Invoice factoring is when a business sells its outstanding accounts receivable to a third party, but at a slight discount. Most often you should expect to earn 90% of the value of its accounts receivable upfront. The alternative lender is responsible for collecting the payments, and the 10% discount is offered as “profit”.
Short-term loans backed by an asset, instead of a credit score are called bridge loans. If a business is moving from one location to another, but is still selling the first location, a bridge loan may be used to purchase the new property and cover all closing costs. The new property will then be used as collateral for the bridge loan.
Equipment financing is when you use a loan to purchase equipment your business needs to operate. Although this may seem like a standard loan, it differs in that financing relies on the equipment itself as collateral. This provides the opportunity for lower rates and more application approvals because it is tied to collateral.
Traditional Investments vs Alternative Investments
Alternative lending is not necessarily better than traditional lending, but it offers various advantages. Alternative lending provides the opportunity to use the funding for small to medium businesses that typically do not qualify for traditional loans. It also offers more flexibility, faster processing, and, most often, shorter payment terms.
When you go with an alternative lender, you are also given greater options in the amounts you are able to obtain. Whether you are looking to borrow a moderate amount from an alternative lender along with a standard loan, or simply looking to obtain a loan because you could not through traditional lending. Alternative lenders look beyond a credit score to decide whether you will be approved or not.
Overall, both traditional and alternative lending require some form of guarantee that you will repay the loan. Whether this a good credit history with proof of repayment on loans (traditional lending) or collateral/higher interest rates (alternative lending).
Can I Get an Alternative Loan with Bad Credit?
Some lenders provide lending options to those with bad credit. Rather than look at your credit score, there will be different qualifications.

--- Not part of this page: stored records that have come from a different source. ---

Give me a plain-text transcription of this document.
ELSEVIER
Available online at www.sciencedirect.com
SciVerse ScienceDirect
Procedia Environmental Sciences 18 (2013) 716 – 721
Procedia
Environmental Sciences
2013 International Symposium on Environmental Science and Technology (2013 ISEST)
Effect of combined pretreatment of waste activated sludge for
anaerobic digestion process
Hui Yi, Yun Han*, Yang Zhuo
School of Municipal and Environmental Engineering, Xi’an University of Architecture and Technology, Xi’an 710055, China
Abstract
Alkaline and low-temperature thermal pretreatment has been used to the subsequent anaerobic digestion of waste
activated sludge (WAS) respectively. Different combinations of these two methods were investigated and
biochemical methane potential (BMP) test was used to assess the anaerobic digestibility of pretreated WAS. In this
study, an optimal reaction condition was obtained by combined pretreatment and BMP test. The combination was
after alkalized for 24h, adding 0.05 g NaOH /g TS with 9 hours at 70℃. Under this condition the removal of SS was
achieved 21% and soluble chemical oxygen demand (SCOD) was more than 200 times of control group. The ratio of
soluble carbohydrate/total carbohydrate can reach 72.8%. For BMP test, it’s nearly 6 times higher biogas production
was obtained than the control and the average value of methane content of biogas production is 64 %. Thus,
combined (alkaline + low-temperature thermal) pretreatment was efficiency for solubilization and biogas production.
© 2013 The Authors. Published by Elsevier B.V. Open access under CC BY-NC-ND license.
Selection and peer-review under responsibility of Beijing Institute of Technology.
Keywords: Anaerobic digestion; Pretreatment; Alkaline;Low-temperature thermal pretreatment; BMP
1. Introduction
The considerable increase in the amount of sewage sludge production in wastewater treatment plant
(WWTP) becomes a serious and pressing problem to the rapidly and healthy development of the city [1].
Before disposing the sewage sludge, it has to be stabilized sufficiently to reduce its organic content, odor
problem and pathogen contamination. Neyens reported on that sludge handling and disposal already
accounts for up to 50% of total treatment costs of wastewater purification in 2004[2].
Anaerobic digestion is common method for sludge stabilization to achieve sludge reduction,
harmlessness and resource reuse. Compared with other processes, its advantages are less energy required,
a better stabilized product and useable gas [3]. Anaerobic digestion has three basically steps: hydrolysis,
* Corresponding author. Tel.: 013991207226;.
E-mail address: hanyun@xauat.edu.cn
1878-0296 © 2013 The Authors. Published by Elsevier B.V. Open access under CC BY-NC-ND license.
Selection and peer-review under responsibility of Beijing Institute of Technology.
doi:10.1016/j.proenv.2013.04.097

This might include minimum annual revenue, your experience, or have an established business for a few years.
Top Alternative Lending Companies
- Noble Funding: Known for providing invoice financing loans and A/R lines of credit.
- Fintap: Looks at various factors to offer flexible financing options for small businesses, regardless of credit history.
- Fora Financial: Solid funding option for small businesses who wish to take out term loans and merchant cash advances.
- Rapid Finance: Merchant cash advances on up to 250% of your company’s monthly credit card sales. Also grants loans to businesses that have been established for two years and have at least $5,000 in credit card sales each month.
- Crest Capital: Provides equipment financing of up to $500,000 for small businesses. This company has been established since the 1980s.
Fill in the Gaps of Traditional Lending
Obtaining a bank loan is not always possible, but it is not always desirable either. Depending on your business model, there are alternative business lending options that are worth considering. Sometimes your annual revenue is not high enough, your business is just starting out, or your personal credit score has some rocky moments. Anytime that your record is not up to the bank’s standards, you can use an alternative lender instead.
Before choosing who you wish to obtain a loan from, consider it carefully. Always review the terms of the loan and ensure your ability to repay the loan on time. This is always due to your continued success in business. If you are not able to obtain funding from traditional banking institutions, contact an alternative lender to borrow responsibly.